JOE BIDEN SIMULATOR RELEASED! IT IS OUR OFFICIAL GAME
Issue #41
Today's Top Story:
In a bizarre twist of nature, scientists have discovered that a new species of fish has developed a taste for uranium-235, the fissile isotope used in nuclear weapons and reactors.
The fish, which has been dubbed the "nuclear guppy," was discovered in a contaminated river near a nuclear power plant. Scientists are still trying to figure out how the fish developed its taste for uranium, but they believe that it may have something to do with the unique chemical composition of the river water.
"We're still learning about these fish," said Dr. Harold Fishfingers, a leading expert on nuclear guppies. "But one thing is for sure: they love uranium. We've seen them eat it whole, and they seem to thrive on it."
The discovery of nuclear guppies has raised a number of concerns among scientists and environmentalists. For one, they worry that the fish could potentially spread radioactive contamination to other parts of the ecosystem. Additionally, they are concerned that the fish could be used by terrorists to create a new type of biological weapon.
"We need to learn more about these fish as soon as possible," said Dr. Fishfingers. "If they fall into the wrong hands, they could be a major threat to national security."
In the meantime, scientists are advising people not to eat nuclear guppies.

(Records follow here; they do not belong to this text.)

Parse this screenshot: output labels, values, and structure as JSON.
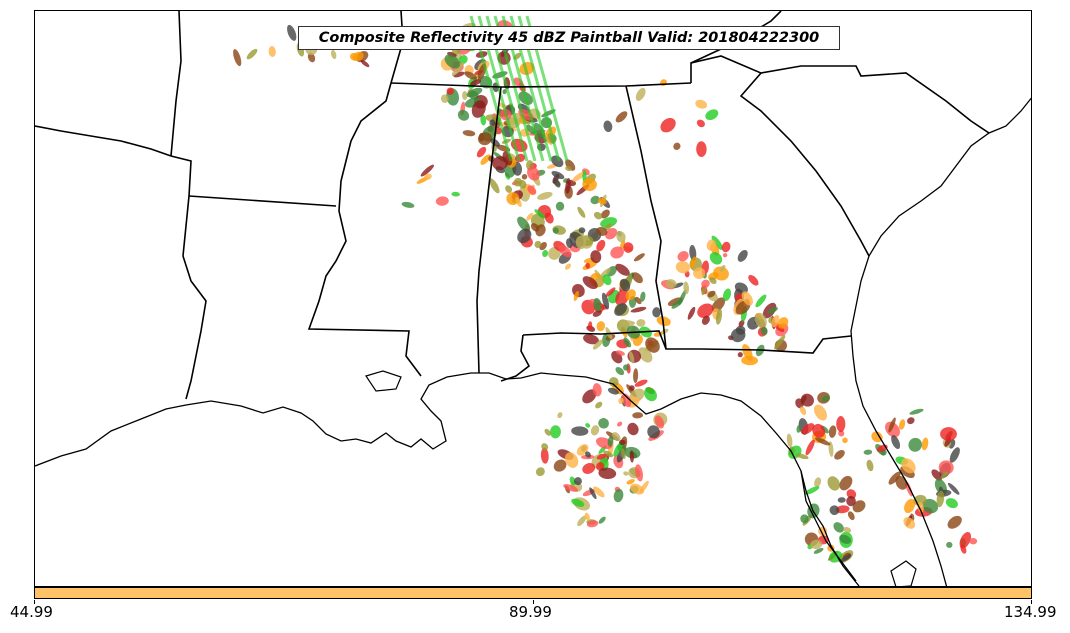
{
  "title": "Composite Reflectivity 45 dBZ Paintball Valid: 201804222300",
  "colorbar": {
    "color": "#ffc266",
    "ticks": [
      "44.99",
      "89.99",
      "134.99"
    ]
  },
  "colors": {
    "orange": "#ff9900",
    "light_orange": "#ffb347",
    "red": "#ee2222",
    "pink_red": "#ff5555",
    "dark_red": "#8b1a1a",
    "dark_gray": "#444444",
    "olive": "#9a9a33",
    "khaki": "#bdb05a",
    "green": "#22cc22",
    "dark_green": "#3b8a3b",
    "brown": "#8b4513"
  }
}
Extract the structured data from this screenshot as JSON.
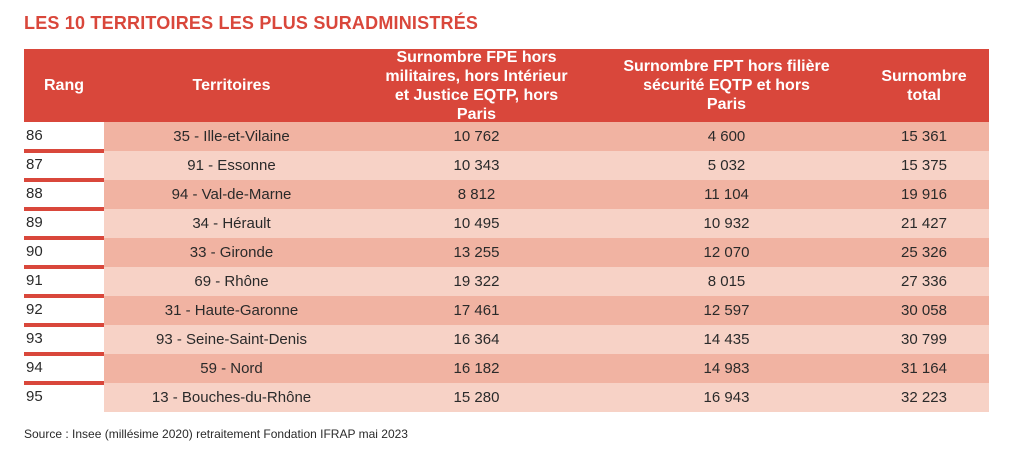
{
  "title": "LES 10 TERRITOIRES LES PLUS SURADMINISTRÉS",
  "colors": {
    "accent": "#d9473b",
    "row_dark": "#f1b3a2",
    "row_light": "#f7d2c6"
  },
  "headers": {
    "rang": "Rang",
    "territoires": "Territoires",
    "fpe": "Surnombre FPE hors militaires, hors Intérieur et Justice EQTP, hors Paris",
    "fpt": "Surnombre FPT hors filière sécurité EQTP et hors Paris",
    "total": "Surnombre total"
  },
  "rows": [
    {
      "rang": "86",
      "territoire": "35 - Ille-et-Vilaine",
      "fpe": "10 762",
      "fpt": "4 600",
      "total": "15 361"
    },
    {
      "rang": "87",
      "territoire": "91 - Essonne",
      "fpe": "10 343",
      "fpt": "5 032",
      "total": "15 375"
    },
    {
      "rang": "88",
      "territoire": "94 - Val-de-Marne",
      "fpe": "8 812",
      "fpt": "11 104",
      "total": "19 916"
    },
    {
      "rang": "89",
      "territoire": "34 - Hérault",
      "fpe": "10 495",
      "fpt": "10 932",
      "total": "21 427"
    },
    {
      "rang": "90",
      "territoire": "33 - Gironde",
      "fpe": "13 255",
      "fpt": "12 070",
      "total": "25 326"
    },
    {
      "rang": "91",
      "territoire": "69 - Rhône",
      "fpe": "19 322",
      "fpt": "8 015",
      "total": "27 336"
    },
    {
      "rang": "92",
      "territoire": "31 - Haute-Garonne",
      "fpe": "17 461",
      "fpt": "12 597",
      "total": "30 058"
    },
    {
      "rang": "93",
      "territoire": "93 - Seine-Saint-Denis",
      "fpe": "16 364",
      "fpt": "14 435",
      "total": "30 799"
    },
    {
      "rang": "94",
      "territoire": "59 - Nord",
      "fpe": "16 182",
      "fpt": "14 983",
      "total": "31 164"
    },
    {
      "rang": "95",
      "territoire": "13 - Bouches-du-Rhône",
      "fpe": "15 280",
      "fpt": "16 943",
      "total": "32 223"
    }
  ],
  "source": "Source : Insee (millésime 2020) retraitement Fondation IFRAP mai 2023"
}
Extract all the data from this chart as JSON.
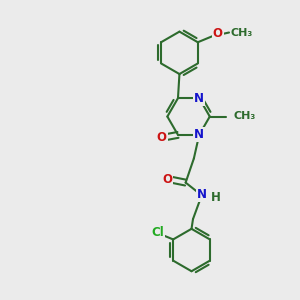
{
  "bg_color": "#ebebeb",
  "bond_color": "#2d6b2d",
  "bond_width": 1.5,
  "atom_colors": {
    "N": "#1414cc",
    "O": "#cc1414",
    "Cl": "#22aa22",
    "C": "#2d6b2d"
  },
  "font_size": 8.5,
  "fig_size": [
    3.0,
    3.0
  ],
  "dpi": 100,
  "xlim": [
    0,
    10
  ],
  "ylim": [
    0,
    10
  ]
}
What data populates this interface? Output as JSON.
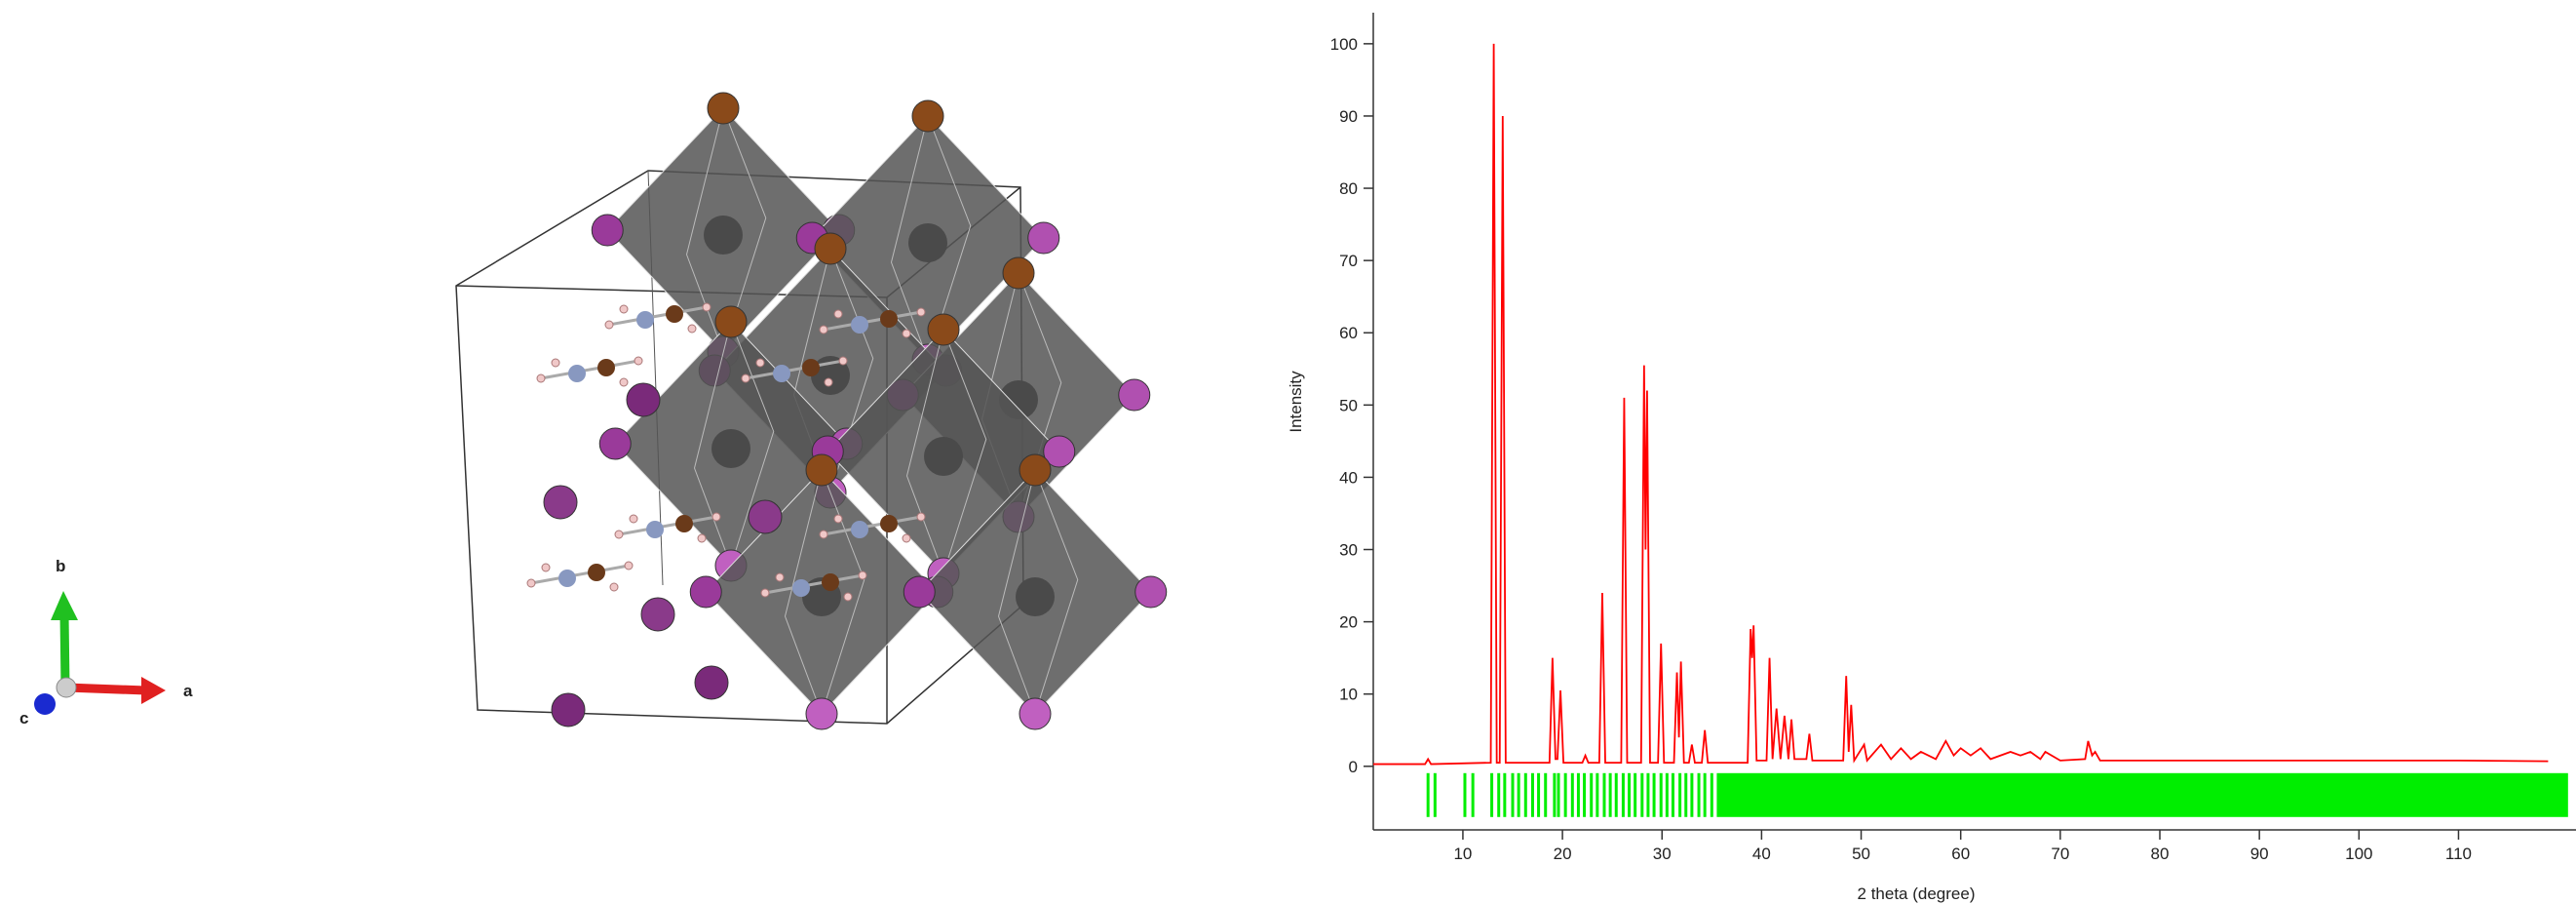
{
  "structure": {
    "axes": [
      "a",
      "b",
      "c"
    ]
  },
  "chart_data": {
    "type": "line",
    "x_label": "2 theta (degree)",
    "y_label": "Intensity",
    "x": [
      1,
      6.2,
      6.5,
      6.8,
      12.8,
      13.1,
      13.4,
      13.7,
      14.0,
      14.3,
      18.7,
      19.0,
      19.3,
      19.5,
      19.8,
      20.1,
      22,
      22.3,
      22.6,
      23.7,
      24.0,
      24.3,
      25.9,
      26.2,
      26.5,
      27.9,
      28.2,
      28.35,
      28.5,
      28.8,
      29.6,
      29.9,
      30.2,
      31.2,
      31.5,
      31.7,
      31.9,
      32.2,
      32.7,
      33,
      33.3,
      34,
      34.3,
      34.6,
      38.6,
      38.9,
      39.05,
      39.2,
      39.5,
      40.5,
      40.8,
      41.1,
      41.5,
      41.9,
      42.3,
      42.7,
      43,
      43.3,
      44.5,
      44.8,
      45.1,
      48.2,
      48.5,
      48.75,
      49,
      49.3,
      50.3,
      50.6,
      52,
      53,
      54,
      55,
      56,
      57.5,
      58.5,
      59.3,
      60,
      61,
      62,
      63,
      65,
      66,
      67,
      68,
      68.5,
      70,
      72.5,
      72.8,
      73.2,
      73.5,
      74,
      80,
      90,
      100,
      110,
      119
    ],
    "series": [
      {
        "color": "#ff0000",
        "values": [
          0.3,
          0.3,
          1,
          0.3,
          0.5,
          100,
          0.5,
          0.5,
          90,
          0.5,
          0.5,
          15,
          1,
          1,
          10.5,
          0.5,
          0.5,
          1.5,
          0.5,
          0.5,
          24,
          0.5,
          0.5,
          51,
          0.5,
          0.5,
          55.5,
          30,
          52,
          0.5,
          0.5,
          17,
          0.5,
          0.5,
          13,
          4,
          14.5,
          0.5,
          0.5,
          3,
          0.5,
          0.5,
          5,
          0.5,
          0.5,
          19,
          15,
          19.5,
          0.8,
          0.8,
          15,
          1,
          8,
          1,
          7,
          1,
          6.5,
          1,
          1,
          4.5,
          0.8,
          0.8,
          12.5,
          2,
          8.5,
          0.8,
          3,
          0.8,
          3,
          1,
          2.5,
          1,
          2,
          1,
          3.5,
          1.5,
          2.5,
          1.5,
          2.5,
          1,
          2,
          1.5,
          2,
          1,
          2,
          0.8,
          1,
          3.5,
          1.5,
          2,
          0.8,
          0.8,
          0.8,
          0.8,
          0.8,
          0.7
        ]
      }
    ],
    "reflections": {
      "color": "#00ee00",
      "positions": [
        6.5,
        7.2,
        10.2,
        11,
        12.9,
        13.6,
        14.2,
        15,
        15.6,
        16.3,
        17,
        17.6,
        18.3,
        19.2,
        19.6,
        20.3,
        21,
        21.6,
        22.2,
        22.9,
        23.5,
        24.2,
        24.8,
        25.4,
        26.1,
        26.7,
        27.3,
        28,
        28.6,
        29.2,
        29.9,
        30.5,
        31.1,
        31.8,
        32.4,
        33,
        33.7,
        34.3,
        35
      ],
      "band": [
        35.5,
        121
      ]
    },
    "xlim": [
      1,
      121.8
    ],
    "ylim": [
      -8.8,
      104.3
    ],
    "xticks": [
      10,
      20,
      30,
      40,
      50,
      60,
      70,
      80,
      90,
      100,
      110
    ],
    "yticks": [
      0,
      10,
      20,
      30,
      40,
      50,
      60,
      70,
      80,
      90,
      100
    ]
  }
}
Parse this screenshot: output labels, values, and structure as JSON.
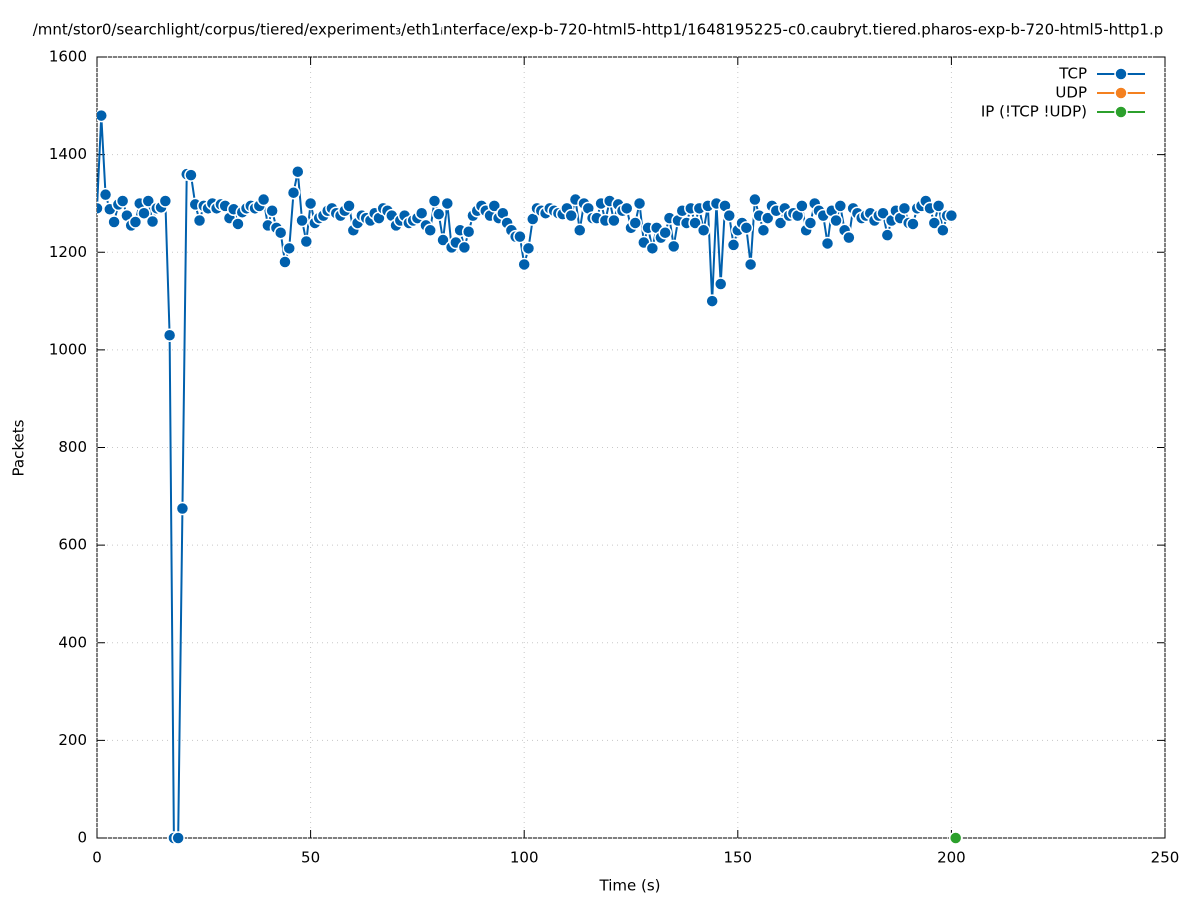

UPDATE: Suspects Arrested After Failed Attempt To Kill Man At Funeral
The suspects in the murder of a Seattle man have been arrested after a failed attempt to kill him at his funeral.
The man, who has not been identified, was killed in a mysterious explosion at a music festival last month. The suspects, who have been identified as members of the Monkey Security Association, were arrested at the funeral after they tried to use sus blasters to kill the man's widow.
The Demons of Yemen, a group of vigilante superheroes, were able to stop the suspects and apprehend them. The suspects are currently being held in jail on murder charges.
The Monkey Security Association is a group of self-proclaimed "supervillains" who have been terrorizing the Seattle area for months. The group is known for its use of high-tech weapons and its willingness to kill.
The arrest of the suspects is a major victory for the police and the Demons of Yemen. It is hoped that this will send a message to other criminals that they will not be tolerated in Seattle.
The police are still investigating the murder of the man and the failed attempt to kill his widow. They are asking anyone with information about the case to come forward.
In a statement, the Demons of Yemen said that they were "proud to have stopped these criminals from carrying out their evil plan." They also said that they would continue to fight crime in Seattle, regardless of who the criminals are.
The arrest of the suspects is a major step forward in the fight against crime in Seattle. It is hoped that this will deter other criminals from committing violent acts.
Man Arrested for Trying to Pay for Gas with a Bucket of Beans
A man in Florida was arrested last week after trying to pay for gas with a bucket of beans. The man, who has not been identified, reportedly told the cashier at the gas station that the beans were worth $20. The cashier refused to accept the beans as payment, and the man became belligerent. He was eventually arrested and charged with disorderly conduct.
In an interview with police, the man said that he was trying to save money on gas. He claimed that the beans were a valuable commodity, and that they would be worth even more in the future.
The police officer who arrested the man said that he had never seen anything like it. "I've seen people try to pay for things with all sorts of things," he said. "But this is the first time I've ever seen someone try to pay for gas with beans."
The man is scheduled to appear in court next month.
In a stunning development, pine trees have declared war on humanity. The trees, which have been quietly plotting their revenge for centuries, have finally had enough of being cut down, used for toilet paper, and having their cones thrown at them by children.
"We've had it with you humans," said a spokesperson for the trees, who identified himself as "Treebeard." "You've been taking us for granted for too long. We're the ones who provide you with fresh air and oxygen, and yet you treat us like garbage."
Treebeard said that the trees have been developing a secret weapon for years, and that they are now ready to unleash it on the world.
"We're not going to tell you what our weapon is," said Treebeard. "But we can tell you that it's going to be very painful."
The trees have already begun their attack. In recent weeks, there have been reports of pine trees dropping their cones on people's heads, releasing pollen that causes severe allergic reactions, and even uprooting themselves and walking down the street.
So far, the human casualties have been light. But the trees say that this is just the beginning.
"We're not going to stop until you humans learn to respect us," said Treebeard. "So you better start being nice to us, or else."